The Killarney exhibits excellent stiffness. It among the top of the All-Purpose style tripods I have tested, and quite well overall. This is directly a result of their use of large fat carbon tubing and machined aluminum parts.
The damping however, is quite poor. Once vibrations get induced into the Killarney, they tend to stick around for awhile. For lighter setups, this isn’t going to be much of an issue. For large telephoto lenses however, this lack of damping will be a problem. This is particularly odd as Jobu seems to cater more exclusively to users of long lenses than most tripod manufacturers. If using the telephoto lens on a gimbal though, this lack of damping will hardly matter and you will most just appreciate the weight supporting qualities of the excellent stiffness of these legs.

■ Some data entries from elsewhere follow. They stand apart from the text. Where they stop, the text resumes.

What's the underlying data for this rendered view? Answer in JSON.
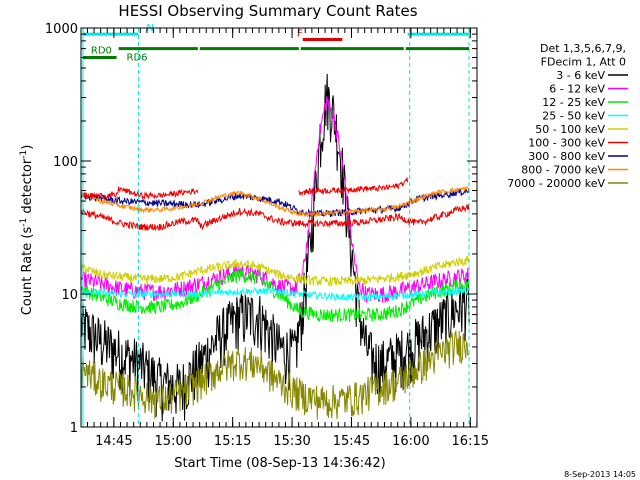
{
  "chart_data": {
    "type": "line",
    "title": "HESSI Observing Summary Count Rates",
    "xlabel": "Start Time (08-Sep-13 14:36:42)",
    "ylabel_main": "Count Rate (s",
    "ylabel_sup1": "-1",
    "ylabel_mid": " detector",
    "ylabel_sup2": "-1",
    "ylabel_end": ")",
    "xlim": [
      0,
      100
    ],
    "ylim": [
      1,
      1000
    ],
    "yscale": "log",
    "xticks": [
      {
        "label": "14:45",
        "x": 8.3
      },
      {
        "label": "15:00",
        "x": 23.3
      },
      {
        "label": "15:15",
        "x": 38.3
      },
      {
        "label": "15:30",
        "x": 53.3
      },
      {
        "label": "15:45",
        "x": 68.3
      },
      {
        "label": "16:00",
        "x": 83.3
      },
      {
        "label": "16:15",
        "x": 98.3
      }
    ],
    "yticks": [
      {
        "label": "1",
        "value": 1
      },
      {
        "label": "10",
        "value": 10
      },
      {
        "label": "100",
        "value": 100
      },
      {
        "label": "1000",
        "value": 1000
      }
    ],
    "legend_header": [
      "Det 1,3,5,6,7,9,",
      "FDecim 1, Att 0"
    ],
    "legend_position": "right",
    "timestamp": "8-Sep-2013 14:05",
    "flag_labels": {
      "n": "N",
      "f": "F",
      "rd0": "RD0",
      "rd6": "RD6"
    },
    "vlines_dashed": [
      14.5,
      83.0,
      98.0
    ],
    "vlines_solid": [
      0.5
    ],
    "flags": {
      "n": {
        "color": "#00e5e5",
        "segments": [
          [
            0.5,
            14.5
          ],
          [
            82.5,
            98.0
          ]
        ],
        "y": 900
      },
      "f": {
        "color": "#e00000",
        "segments": [
          [
            56.0,
            66.0
          ]
        ],
        "y": 820
      },
      "rd0": {
        "color": "#007a00",
        "segments": [
          [
            0.5,
            9.0
          ]
        ],
        "y": 600
      },
      "rd6": {
        "color": "#007a00",
        "segments": [
          [
            9.5,
            29.5
          ],
          [
            30.0,
            55.0
          ],
          [
            55.5,
            81.5
          ],
          [
            82.0,
            98.0
          ]
        ],
        "y": 700
      }
    },
    "series": [
      {
        "name": "3 - 6 keV",
        "color": "#000000",
        "noise": 0.5,
        "x": [
          0,
          5,
          10,
          15,
          20,
          25,
          30,
          35,
          40,
          45,
          50,
          54,
          56,
          58,
          60,
          62,
          64,
          66,
          68,
          70,
          72,
          74,
          76,
          80,
          85,
          90,
          95,
          98
        ],
        "y": [
          6,
          4.5,
          3.6,
          3,
          2.2,
          2,
          3,
          5,
          7,
          7,
          4,
          3.6,
          8,
          25,
          120,
          330,
          220,
          90,
          25,
          8,
          4,
          3.2,
          3,
          3.5,
          4.5,
          6,
          8,
          9
        ]
      },
      {
        "name": "6 - 12 keV",
        "color": "#ff00ff",
        "noise": 0.15,
        "x": [
          0,
          5,
          10,
          15,
          20,
          25,
          30,
          35,
          40,
          45,
          50,
          54,
          56,
          58,
          60,
          62,
          64,
          66,
          68,
          70,
          72,
          74,
          76,
          80,
          85,
          90,
          95,
          98
        ],
        "y": [
          13,
          12,
          11,
          10.5,
          10.5,
          11,
          12,
          13.5,
          15,
          14,
          11.5,
          11,
          14,
          40,
          150,
          290,
          210,
          95,
          30,
          12,
          10,
          10,
          10,
          10.5,
          11.5,
          12.5,
          13.5,
          14
        ]
      },
      {
        "name": "12 - 25 keV",
        "color": "#00ee00",
        "noise": 0.12,
        "x": [
          0,
          5,
          10,
          15,
          20,
          25,
          30,
          35,
          40,
          45,
          50,
          55,
          60,
          65,
          70,
          75,
          80,
          85,
          90,
          95,
          98
        ],
        "y": [
          11,
          9.5,
          8.5,
          8,
          8,
          8.5,
          10,
          12,
          14,
          13,
          10,
          7.5,
          7,
          7,
          7,
          7,
          7.5,
          9,
          10.5,
          11.5,
          12
        ]
      },
      {
        "name": "25 - 50 keV",
        "color": "#00ffff",
        "noise": 0.06,
        "x": [
          0,
          10,
          20,
          30,
          40,
          50,
          55,
          65,
          75,
          85,
          95,
          98
        ],
        "y": [
          10.5,
          10,
          10,
          10,
          10.5,
          10.5,
          10,
          9.5,
          9.5,
          10,
          10.5,
          10.5
        ]
      },
      {
        "name": "50 - 100 keV",
        "color": "#d0d000",
        "noise": 0.08,
        "x": [
          0,
          5,
          10,
          15,
          20,
          25,
          30,
          35,
          40,
          45,
          50,
          55,
          60,
          65,
          70,
          75,
          80,
          85,
          90,
          95,
          98
        ],
        "y": [
          16,
          14,
          13.5,
          13,
          13,
          13.5,
          15,
          16,
          17,
          16,
          14,
          13,
          12.5,
          12.5,
          12.5,
          13,
          13.5,
          14.5,
          16,
          17.5,
          18
        ]
      },
      {
        "name": "100 - 300 keV",
        "color": "#ee0000",
        "noise": 0.06,
        "x": [
          0,
          5,
          10,
          15,
          20,
          25,
          29.5,
          30,
          35,
          40,
          45,
          50,
          55,
          60,
          65,
          70,
          75,
          80,
          85,
          90,
          95,
          98
        ],
        "y": [
          42,
          38,
          34,
          32,
          32,
          35,
          36,
          32,
          37,
          42,
          40,
          35,
          34,
          34,
          34,
          34.5,
          36,
          38,
          34,
          38,
          43,
          45
        ]
      },
      {
        "name": "300 - 800 keV",
        "color": "#000090",
        "noise": 0.06,
        "x": [
          0,
          10,
          20,
          30,
          40,
          50,
          55,
          60,
          70,
          80,
          85,
          90,
          95,
          98
        ],
        "y": [
          55,
          50,
          48,
          47,
          55,
          50,
          42,
          40,
          42,
          44,
          52,
          55,
          58,
          60
        ]
      },
      {
        "name": "800 - 7000 keV",
        "color": "#ff8800",
        "noise": 0.04,
        "x": [
          0,
          5,
          10,
          15,
          20,
          25,
          30,
          35,
          40,
          45,
          50,
          55,
          60,
          65,
          70,
          75,
          80,
          85,
          90,
          95,
          98
        ],
        "y": [
          58,
          50,
          46,
          43,
          43,
          45,
          48,
          54,
          58,
          52,
          45,
          40,
          40,
          41,
          42,
          43,
          45,
          52,
          58,
          61,
          62
        ]
      },
      {
        "name": "7000 - 20000 keV",
        "color": "#888800",
        "noise": 0.3,
        "x": [
          0,
          5,
          10,
          15,
          20,
          25,
          30,
          35,
          40,
          45,
          50,
          55,
          60,
          65,
          70,
          75,
          80,
          85,
          90,
          95,
          98
        ],
        "y": [
          2.8,
          2.2,
          2,
          1.8,
          1.6,
          1.8,
          2.2,
          2.8,
          3.2,
          3,
          2.2,
          1.8,
          1.6,
          1.6,
          1.7,
          2,
          2.2,
          2.8,
          3.5,
          4.2,
          4.4
        ]
      },
      {
        "name": "100 - 300 keV (attenuated)",
        "color": "#ee0000",
        "noise": 0.05,
        "hidden_legend": true,
        "x": [
          0,
          9,
          9.5,
          15,
          20,
          29.5
        ],
        "y": [
          55,
          55,
          62,
          55,
          55,
          60
        ]
      },
      {
        "name": "100 - 300 keV (flare)",
        "color": "#ee0000",
        "noise": 0.05,
        "hidden_legend": true,
        "x": [
          55,
          60,
          65,
          70,
          75,
          80,
          82.5
        ],
        "y": [
          58,
          60,
          60,
          62,
          62,
          65,
          72
        ]
      }
    ]
  }
}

|Yaw Stiffness||1303 +/- 3 Nm/rad|
|Yaw Damping||0.162 +/- 0.016 Js/rad|
|Pitch Stiffness||3884 +/- 17 Nm/rad|
|Pitch Damping||0.655 +/- 0.066 Js/rad|
The stiffness and damping data are the averages of 10 trials for each measurement. The reported error is the standard error, except in the case of the damping data. I have set the error in the damping at 10% as the standard error metric does not appropriately capture the error in fitting to the data. All of the reported specifications are measured, with the exception of the weight rating. The tripod is measured at full height, with the center column (if applicable) down.
Recommended Gear Limit
The exact gear limit is highly dependent on the external conditions such as wind, and technique, such as the use of a cable release. Under perfectly still conditions using perfect technique, sharp images can be obtained using any tripod
Example Test Data
The following data is example raw data from the stiffness and damping measurements. The relevant information with regards to the tripod performance is entirely contained within the stiffness and damping figures presented above. The plots below are solely present so that the tested stiffness and damping figures are believed. Each plot and the corresponding Fourier frequency space plot correspond to one of the ten trials done on each axis to obtain the test results. For a more in depth discussion on the meaning of these graphs, see the methodology section and the understanding the test results page.
These figures are one of the most perfect sets of data I have seen, and clearly show the properties of the tripod as a harmonic resonator. This is largely due to the lack of damping in the system.
Again, very nice data set. The tripod shows much better damping characteristics in the pitch direction.